Todos los años hace la Campaña de la Calidez

Cada año Don Baez organiza la Campaña de la Calidez, una acción solidaria para ayudar a quienes más lo necesitan. En 2021 eligieron al Centro de Promoción por la Dignidad Humana (Ceprodih), una asociación civil sin fines de lucro que tiene la misión de atender y promover a las familias más vulnerables, especialmente mujeres con niños en situación de alto riesgo social.

Lo que se hizo fue organizar una subasta con la firma Remates Castells en la que se pusieron a disposición 30 piezas de la tienda de su línea tradicional, cápsulas o ediciones limitadas para que los interesados pujaran por ella en la plataforma Castells Online.

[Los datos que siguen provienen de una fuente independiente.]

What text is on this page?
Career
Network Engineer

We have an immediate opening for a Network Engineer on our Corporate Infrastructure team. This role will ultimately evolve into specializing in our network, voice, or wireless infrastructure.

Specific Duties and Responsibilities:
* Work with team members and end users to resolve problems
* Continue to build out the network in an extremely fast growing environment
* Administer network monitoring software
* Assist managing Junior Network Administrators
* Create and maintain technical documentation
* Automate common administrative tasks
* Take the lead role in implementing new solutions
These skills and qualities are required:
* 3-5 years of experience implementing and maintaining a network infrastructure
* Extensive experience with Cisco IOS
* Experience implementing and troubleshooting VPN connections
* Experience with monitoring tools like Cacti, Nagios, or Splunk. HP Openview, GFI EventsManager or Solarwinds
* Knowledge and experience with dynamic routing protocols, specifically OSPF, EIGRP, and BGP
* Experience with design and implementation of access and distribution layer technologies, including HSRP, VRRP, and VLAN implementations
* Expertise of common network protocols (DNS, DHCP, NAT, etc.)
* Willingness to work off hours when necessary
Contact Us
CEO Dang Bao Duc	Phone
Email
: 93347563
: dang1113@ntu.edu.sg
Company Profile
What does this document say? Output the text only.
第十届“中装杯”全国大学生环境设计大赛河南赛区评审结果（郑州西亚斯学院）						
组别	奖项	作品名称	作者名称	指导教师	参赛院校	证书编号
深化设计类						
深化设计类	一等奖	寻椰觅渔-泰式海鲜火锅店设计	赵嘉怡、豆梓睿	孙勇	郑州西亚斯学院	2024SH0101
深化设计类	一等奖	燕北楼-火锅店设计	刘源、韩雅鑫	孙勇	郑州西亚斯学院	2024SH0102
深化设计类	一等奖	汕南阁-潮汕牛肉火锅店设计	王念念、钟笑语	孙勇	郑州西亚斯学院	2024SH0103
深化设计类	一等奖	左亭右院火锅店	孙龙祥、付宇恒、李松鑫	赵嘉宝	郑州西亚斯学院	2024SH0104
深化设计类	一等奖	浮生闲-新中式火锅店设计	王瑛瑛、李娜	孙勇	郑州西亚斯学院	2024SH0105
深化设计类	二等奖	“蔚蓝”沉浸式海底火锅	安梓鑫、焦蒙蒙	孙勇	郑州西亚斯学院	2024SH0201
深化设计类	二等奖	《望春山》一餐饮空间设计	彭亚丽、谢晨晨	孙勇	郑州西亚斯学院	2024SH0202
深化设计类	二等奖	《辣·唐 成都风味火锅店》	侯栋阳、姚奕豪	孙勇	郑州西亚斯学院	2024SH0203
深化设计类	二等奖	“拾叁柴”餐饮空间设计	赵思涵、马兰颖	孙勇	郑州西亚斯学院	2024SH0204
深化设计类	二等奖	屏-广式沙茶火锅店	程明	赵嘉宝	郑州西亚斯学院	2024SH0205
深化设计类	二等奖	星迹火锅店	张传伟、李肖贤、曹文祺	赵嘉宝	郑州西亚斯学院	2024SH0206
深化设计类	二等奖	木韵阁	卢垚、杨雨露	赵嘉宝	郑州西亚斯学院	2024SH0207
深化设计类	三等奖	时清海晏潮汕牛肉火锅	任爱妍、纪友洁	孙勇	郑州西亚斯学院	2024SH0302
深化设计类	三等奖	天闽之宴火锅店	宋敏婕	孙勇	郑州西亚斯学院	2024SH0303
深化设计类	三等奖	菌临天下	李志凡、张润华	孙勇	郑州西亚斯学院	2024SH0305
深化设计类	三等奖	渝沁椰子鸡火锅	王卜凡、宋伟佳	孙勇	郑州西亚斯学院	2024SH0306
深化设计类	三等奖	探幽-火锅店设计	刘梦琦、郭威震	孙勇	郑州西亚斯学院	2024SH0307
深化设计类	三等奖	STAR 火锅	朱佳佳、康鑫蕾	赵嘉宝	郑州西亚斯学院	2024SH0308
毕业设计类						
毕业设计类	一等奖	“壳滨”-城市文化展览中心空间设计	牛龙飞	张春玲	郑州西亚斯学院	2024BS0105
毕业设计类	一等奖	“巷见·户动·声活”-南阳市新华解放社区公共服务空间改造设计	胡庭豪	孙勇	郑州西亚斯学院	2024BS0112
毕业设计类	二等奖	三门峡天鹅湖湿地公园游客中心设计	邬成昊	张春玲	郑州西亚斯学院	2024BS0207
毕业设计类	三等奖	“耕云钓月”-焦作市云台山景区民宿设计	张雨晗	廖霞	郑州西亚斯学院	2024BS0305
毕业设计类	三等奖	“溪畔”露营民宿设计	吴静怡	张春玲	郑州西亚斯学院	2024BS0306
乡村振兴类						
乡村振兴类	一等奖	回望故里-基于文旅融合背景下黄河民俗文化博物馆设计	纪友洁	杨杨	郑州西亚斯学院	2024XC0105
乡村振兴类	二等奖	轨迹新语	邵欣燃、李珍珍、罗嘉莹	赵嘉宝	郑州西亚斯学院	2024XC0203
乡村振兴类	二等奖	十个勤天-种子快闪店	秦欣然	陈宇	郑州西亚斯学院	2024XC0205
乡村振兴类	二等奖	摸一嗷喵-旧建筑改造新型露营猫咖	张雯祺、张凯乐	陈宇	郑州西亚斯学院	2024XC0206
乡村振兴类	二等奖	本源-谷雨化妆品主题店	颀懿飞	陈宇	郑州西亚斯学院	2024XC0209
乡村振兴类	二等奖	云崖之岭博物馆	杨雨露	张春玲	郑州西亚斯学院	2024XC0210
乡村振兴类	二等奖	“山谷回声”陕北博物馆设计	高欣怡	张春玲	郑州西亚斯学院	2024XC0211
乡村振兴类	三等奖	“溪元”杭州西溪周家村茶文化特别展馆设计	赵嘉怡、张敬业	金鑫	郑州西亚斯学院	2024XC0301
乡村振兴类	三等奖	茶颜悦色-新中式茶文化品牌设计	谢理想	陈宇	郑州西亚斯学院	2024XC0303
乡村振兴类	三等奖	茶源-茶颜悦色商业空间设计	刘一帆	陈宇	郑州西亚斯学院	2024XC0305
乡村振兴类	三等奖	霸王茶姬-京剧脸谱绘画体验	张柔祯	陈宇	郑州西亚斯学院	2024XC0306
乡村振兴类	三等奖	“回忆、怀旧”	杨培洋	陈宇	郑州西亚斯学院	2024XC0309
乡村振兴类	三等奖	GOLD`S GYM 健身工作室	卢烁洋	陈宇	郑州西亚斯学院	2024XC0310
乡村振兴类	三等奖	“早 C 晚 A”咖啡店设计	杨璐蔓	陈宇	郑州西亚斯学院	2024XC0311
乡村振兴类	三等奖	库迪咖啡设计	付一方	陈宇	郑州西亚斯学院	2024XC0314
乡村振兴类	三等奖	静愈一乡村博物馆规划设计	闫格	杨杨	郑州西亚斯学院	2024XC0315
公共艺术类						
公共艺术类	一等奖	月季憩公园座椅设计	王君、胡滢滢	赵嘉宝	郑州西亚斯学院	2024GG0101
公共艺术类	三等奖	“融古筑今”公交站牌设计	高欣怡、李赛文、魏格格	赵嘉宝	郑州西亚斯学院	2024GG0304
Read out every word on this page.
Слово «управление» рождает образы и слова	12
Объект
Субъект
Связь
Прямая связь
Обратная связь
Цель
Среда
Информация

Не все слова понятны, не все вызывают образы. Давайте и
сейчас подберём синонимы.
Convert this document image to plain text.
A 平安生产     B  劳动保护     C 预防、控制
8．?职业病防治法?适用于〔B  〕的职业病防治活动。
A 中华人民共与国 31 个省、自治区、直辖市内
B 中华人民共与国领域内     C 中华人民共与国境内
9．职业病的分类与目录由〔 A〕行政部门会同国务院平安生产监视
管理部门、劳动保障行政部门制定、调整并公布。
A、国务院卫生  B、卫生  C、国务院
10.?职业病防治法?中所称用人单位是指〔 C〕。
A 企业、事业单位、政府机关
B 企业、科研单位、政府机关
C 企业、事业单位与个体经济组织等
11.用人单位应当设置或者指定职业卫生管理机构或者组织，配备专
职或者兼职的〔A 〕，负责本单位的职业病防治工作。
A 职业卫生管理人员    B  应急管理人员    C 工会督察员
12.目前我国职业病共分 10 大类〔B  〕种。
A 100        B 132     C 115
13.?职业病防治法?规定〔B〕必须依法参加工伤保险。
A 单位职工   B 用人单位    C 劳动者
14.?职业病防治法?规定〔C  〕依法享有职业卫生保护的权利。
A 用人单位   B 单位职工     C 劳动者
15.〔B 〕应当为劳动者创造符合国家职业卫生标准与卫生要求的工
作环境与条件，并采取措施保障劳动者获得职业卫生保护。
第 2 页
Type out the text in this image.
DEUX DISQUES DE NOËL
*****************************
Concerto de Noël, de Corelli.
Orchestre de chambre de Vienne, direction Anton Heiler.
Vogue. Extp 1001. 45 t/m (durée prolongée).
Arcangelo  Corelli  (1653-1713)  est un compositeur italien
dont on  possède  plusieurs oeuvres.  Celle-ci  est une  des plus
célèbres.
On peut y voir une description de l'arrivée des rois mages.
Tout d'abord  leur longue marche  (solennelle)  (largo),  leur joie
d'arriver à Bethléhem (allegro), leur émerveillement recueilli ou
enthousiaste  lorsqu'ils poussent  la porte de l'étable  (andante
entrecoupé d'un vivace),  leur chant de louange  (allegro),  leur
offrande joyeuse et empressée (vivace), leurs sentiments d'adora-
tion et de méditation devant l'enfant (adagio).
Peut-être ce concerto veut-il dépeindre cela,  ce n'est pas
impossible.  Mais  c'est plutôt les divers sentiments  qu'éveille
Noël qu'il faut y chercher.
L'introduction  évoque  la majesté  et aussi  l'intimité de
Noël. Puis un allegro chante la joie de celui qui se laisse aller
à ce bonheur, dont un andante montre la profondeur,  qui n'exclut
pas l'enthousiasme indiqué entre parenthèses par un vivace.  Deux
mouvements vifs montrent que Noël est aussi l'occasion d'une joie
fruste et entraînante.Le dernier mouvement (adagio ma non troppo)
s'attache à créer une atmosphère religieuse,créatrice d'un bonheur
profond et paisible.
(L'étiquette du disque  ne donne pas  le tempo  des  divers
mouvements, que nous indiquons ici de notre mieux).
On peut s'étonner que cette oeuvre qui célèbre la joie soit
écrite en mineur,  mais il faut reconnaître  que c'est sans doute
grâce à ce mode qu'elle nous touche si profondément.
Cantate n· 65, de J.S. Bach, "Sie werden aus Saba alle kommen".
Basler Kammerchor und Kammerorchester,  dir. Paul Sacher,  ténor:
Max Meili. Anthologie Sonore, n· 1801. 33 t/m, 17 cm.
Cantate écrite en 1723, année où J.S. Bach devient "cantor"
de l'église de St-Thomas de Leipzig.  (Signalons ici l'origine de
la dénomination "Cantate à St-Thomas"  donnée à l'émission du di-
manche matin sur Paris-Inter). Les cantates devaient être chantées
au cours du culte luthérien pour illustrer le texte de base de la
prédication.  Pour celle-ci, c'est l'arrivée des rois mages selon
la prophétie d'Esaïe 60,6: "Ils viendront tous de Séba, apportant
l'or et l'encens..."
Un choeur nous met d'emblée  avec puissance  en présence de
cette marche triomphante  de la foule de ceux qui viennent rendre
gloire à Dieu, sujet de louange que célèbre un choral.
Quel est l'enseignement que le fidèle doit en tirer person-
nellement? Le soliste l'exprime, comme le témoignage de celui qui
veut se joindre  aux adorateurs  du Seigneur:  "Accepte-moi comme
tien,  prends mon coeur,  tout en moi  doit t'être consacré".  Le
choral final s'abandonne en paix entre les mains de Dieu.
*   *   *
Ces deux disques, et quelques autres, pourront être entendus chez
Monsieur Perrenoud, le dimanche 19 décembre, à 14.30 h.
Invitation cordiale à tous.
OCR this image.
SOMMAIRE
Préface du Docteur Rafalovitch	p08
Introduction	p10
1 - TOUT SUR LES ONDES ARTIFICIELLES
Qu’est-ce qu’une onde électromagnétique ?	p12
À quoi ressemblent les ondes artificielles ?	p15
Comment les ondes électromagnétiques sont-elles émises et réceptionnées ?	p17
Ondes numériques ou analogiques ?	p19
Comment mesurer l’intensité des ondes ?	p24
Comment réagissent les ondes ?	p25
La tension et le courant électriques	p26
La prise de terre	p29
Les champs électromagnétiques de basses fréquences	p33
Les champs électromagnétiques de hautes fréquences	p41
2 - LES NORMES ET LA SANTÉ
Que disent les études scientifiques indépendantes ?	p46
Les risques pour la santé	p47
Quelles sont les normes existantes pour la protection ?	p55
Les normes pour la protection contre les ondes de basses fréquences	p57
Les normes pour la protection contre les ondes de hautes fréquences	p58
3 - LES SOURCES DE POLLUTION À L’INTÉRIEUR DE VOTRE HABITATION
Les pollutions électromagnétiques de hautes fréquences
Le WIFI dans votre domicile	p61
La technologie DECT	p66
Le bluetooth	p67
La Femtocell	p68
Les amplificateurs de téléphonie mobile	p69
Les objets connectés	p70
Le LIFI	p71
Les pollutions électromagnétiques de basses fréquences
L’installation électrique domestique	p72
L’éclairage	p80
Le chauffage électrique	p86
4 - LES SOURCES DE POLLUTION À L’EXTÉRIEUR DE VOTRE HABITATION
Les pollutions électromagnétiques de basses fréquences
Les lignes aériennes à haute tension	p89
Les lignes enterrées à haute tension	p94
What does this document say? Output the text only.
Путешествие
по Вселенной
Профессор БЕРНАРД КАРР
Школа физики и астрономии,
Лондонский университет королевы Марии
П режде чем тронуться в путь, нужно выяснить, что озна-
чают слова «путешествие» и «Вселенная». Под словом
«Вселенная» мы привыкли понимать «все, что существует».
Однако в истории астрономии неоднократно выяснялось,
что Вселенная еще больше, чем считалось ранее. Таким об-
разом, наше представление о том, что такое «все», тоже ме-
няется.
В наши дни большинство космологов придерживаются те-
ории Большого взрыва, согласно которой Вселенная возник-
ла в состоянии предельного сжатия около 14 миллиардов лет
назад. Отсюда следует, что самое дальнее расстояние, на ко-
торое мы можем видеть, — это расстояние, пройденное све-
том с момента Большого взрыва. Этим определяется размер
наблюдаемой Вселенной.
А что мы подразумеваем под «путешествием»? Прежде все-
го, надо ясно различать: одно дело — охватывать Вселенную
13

La acción, que se desarrolló del 19 al 26 de junio pasados, dejó muy contenta a Claudia Weiss. “Nos copó porque Ceprodih es una institución preciosa, apoya mucho a las mujeres y es lo que a mí me gusta”, dijo la responsable de Don Baez y anunció que seguirán realizando trabajos conjuntos con mujeres de este centro.

La Campaña de la Calidez ha beneficiado a organizaciones como la Fundación Clarita Berenbau, Madrinas por la Vida, el Liceo Jubilar Juan Pablo II o la Fundación Tzedaká Uruguay, entre otras.